Caspases are a family of conserved cysteine proteases that play key roles in programmed cell death and inflammation. In multicellular organisms, caspases are activated via macromolecular signaling complexes that bring inactive procaspases together and promote their proximity-induced autoactivation and proteolytic processing. Activation of caspases ultimately results in programmed execution of cell death, and the nature of this cell death is determined by the specific caspases involved. Pioneering new research has unraveled distinct roles and cross talk of caspases in the regulation of programmed cell death, inflammation, and innate immune responses. In-depth understanding of these mechanisms is essential to foster the development of precise therapeutic targets to treat autoinflammatory disorders, infectious diseases, and cancer. This review focuses on mechanisms governing caspase activation and programmed cell death with special emphasis on the recent progress in caspase cross talk and caspase-driven gasdermin D-induced pyroptosis.
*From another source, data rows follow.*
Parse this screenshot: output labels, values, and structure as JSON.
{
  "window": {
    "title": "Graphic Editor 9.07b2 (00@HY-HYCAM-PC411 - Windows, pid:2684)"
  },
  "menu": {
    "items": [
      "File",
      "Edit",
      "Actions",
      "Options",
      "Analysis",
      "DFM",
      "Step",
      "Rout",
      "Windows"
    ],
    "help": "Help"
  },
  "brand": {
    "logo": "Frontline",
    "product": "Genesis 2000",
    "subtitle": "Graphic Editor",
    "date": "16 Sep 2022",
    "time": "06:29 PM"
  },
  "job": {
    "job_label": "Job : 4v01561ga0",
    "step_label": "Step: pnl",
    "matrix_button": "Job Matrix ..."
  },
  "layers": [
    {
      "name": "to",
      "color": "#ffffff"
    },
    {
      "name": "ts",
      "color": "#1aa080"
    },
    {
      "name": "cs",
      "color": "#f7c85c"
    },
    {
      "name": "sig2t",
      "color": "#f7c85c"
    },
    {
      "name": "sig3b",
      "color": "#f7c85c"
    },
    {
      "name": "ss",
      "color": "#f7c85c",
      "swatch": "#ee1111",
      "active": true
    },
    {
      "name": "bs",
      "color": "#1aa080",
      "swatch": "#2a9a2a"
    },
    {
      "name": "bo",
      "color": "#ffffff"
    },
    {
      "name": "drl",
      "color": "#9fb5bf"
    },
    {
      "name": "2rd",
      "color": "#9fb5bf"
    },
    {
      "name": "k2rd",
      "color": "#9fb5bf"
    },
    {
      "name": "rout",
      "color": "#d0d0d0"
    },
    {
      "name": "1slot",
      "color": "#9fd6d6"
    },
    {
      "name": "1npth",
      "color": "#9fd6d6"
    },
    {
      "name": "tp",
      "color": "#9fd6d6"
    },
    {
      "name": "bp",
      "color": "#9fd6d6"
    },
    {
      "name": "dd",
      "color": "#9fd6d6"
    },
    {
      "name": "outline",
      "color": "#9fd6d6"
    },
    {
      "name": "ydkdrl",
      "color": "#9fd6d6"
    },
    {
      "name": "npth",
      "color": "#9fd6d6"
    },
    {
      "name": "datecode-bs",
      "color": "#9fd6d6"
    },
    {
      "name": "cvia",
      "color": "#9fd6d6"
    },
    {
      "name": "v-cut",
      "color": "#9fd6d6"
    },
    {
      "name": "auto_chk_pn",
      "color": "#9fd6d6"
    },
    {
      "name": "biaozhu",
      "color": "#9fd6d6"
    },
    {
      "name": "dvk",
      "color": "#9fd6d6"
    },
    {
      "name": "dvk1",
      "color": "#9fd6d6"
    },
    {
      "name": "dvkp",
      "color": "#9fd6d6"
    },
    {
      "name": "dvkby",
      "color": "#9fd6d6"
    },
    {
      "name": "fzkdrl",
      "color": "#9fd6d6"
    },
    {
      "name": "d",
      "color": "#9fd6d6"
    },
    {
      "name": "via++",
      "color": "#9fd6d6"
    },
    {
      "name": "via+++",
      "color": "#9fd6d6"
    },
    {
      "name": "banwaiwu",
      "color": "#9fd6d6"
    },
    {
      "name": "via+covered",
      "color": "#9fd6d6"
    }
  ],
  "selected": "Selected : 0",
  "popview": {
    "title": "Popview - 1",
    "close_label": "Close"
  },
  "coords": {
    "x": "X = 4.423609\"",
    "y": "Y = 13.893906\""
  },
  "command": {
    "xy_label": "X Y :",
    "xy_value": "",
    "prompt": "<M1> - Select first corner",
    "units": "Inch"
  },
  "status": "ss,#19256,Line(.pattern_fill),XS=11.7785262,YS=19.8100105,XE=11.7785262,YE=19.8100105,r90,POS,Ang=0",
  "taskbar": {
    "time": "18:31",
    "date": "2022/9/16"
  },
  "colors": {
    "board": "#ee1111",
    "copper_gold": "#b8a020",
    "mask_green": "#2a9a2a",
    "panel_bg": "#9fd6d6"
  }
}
Caspases 是一组保守的半胱氨酸蛋白酶家族,在程序性细胞死亡和炎症中发挥关键作用。在多细胞生物中,Caspases 通过将无活性的 procaspases 聚集在一起并促进它们的临近诱导自动激活和蛋白水解处理的大分子信号复合物被激活。Caspases 的激活最终导致程序性细胞死亡的执行,并且这种细胞死亡的性质由涉及的特定 Caspases 决定。开创性的新研究揭示了 Caspases 在程序性细胞死亡、炎症和先天免疫反应的调节中的不同作用和串扰。深入了解这些机制对于促进精确治疗靶点的发展以治疗自身炎症性疾病、传染病和癌症至关重要。本综述重点介绍了 Caspases 激活和程序性细胞死亡的调控机制,特别强调了 Caspases 串扰和 Caspases 驱动的 Gasdermin D 诱导的细胞焦亡方面的最新进展。